Transgenerational inheritance of hepatic steatosis in mice: sperm methylome is largely reprogrammed and inherited but does not globally influence liver transcriptome.

Nutritional challenges and obesity can contribute to the transmission of metabolic diseases through epigenetic mechanisms. Among them, DNA methylation stands out as a potential carrier of information because germline cytosine methylation responds to environmental factors and can be transmitted across generations. Yet, it remains unclear whether inherited DNA methylation plays an active role in the inheritance of metabolic phenotypes or solely influences expression of a few genes that cannot recapitulate the whole metabolic spectrum in the next generation offspring. Previously, we established a mouse model of childhood obesity by reducing litter size at birth. Mice raised in small litters (SL) developed obesity, insulin resistance, and hepatic steatosis. The offspring (SL-F1) and grand-offspring (SL-F2) of SL males also exhibited hepatic steatosis. Here, we aimed to investigate whether germline DNA methylation could serve as a carrier of phenotypic information, hepatic steatosis, between generations. Litter size reduction significantly altered global DNA methylation profile in the sperm of SL-F0 males.
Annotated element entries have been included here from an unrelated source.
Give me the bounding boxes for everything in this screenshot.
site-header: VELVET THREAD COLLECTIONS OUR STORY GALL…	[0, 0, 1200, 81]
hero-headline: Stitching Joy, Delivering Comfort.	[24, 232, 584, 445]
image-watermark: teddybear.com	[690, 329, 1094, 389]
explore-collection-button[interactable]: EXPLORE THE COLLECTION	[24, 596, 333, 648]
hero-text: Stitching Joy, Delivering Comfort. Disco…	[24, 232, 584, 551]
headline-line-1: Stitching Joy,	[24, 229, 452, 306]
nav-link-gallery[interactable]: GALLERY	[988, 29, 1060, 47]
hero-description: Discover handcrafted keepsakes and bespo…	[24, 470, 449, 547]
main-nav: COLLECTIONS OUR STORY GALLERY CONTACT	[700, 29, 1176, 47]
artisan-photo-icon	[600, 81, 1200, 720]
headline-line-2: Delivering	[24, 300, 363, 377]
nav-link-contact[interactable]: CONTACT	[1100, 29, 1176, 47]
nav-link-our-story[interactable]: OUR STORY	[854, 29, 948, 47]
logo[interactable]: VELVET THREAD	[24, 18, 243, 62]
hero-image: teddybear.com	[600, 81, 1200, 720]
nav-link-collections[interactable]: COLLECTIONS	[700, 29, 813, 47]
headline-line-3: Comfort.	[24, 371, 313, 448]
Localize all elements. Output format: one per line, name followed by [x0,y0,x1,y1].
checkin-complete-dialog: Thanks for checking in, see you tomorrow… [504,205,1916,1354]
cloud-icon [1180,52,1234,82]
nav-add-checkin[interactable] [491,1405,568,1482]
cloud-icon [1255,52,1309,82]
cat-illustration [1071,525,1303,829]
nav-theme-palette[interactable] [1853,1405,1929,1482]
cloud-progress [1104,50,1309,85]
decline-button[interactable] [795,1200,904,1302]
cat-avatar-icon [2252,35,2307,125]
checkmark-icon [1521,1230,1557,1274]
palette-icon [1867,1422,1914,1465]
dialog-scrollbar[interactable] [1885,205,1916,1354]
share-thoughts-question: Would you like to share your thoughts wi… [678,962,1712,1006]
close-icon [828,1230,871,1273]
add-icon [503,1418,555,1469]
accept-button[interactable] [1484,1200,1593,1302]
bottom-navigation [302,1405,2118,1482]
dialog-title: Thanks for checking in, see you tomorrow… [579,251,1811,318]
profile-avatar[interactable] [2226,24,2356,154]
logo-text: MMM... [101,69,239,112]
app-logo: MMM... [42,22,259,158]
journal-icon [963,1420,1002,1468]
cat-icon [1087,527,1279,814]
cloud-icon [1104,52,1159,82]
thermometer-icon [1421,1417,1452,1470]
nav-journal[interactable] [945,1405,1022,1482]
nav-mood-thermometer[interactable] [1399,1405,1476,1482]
Remarkably, 8% of these methylation marks remained altered in the sperm of SL-F1 mice and in the liver of SL-F2 mice. These data suggest that germline DNA methylation is sensitive to environmental challenges and holds significant heritability, either through direct germline transmission and/or through sequential erasure and reestablishment of the marks in the following generations. Yet, DNA methylation did not strongly correlate with the hepatic transcriptome in SL-F2 mice, suggesting that it does not directly drive phenotypes in the F2. As an alternative, germline DNA methylation could potentially influence the phenotype of the next generation by modulating the expression of a reduced number of key transcription factors that, through an amplification cascade, drive phenotypic outcomes in subsequent generations.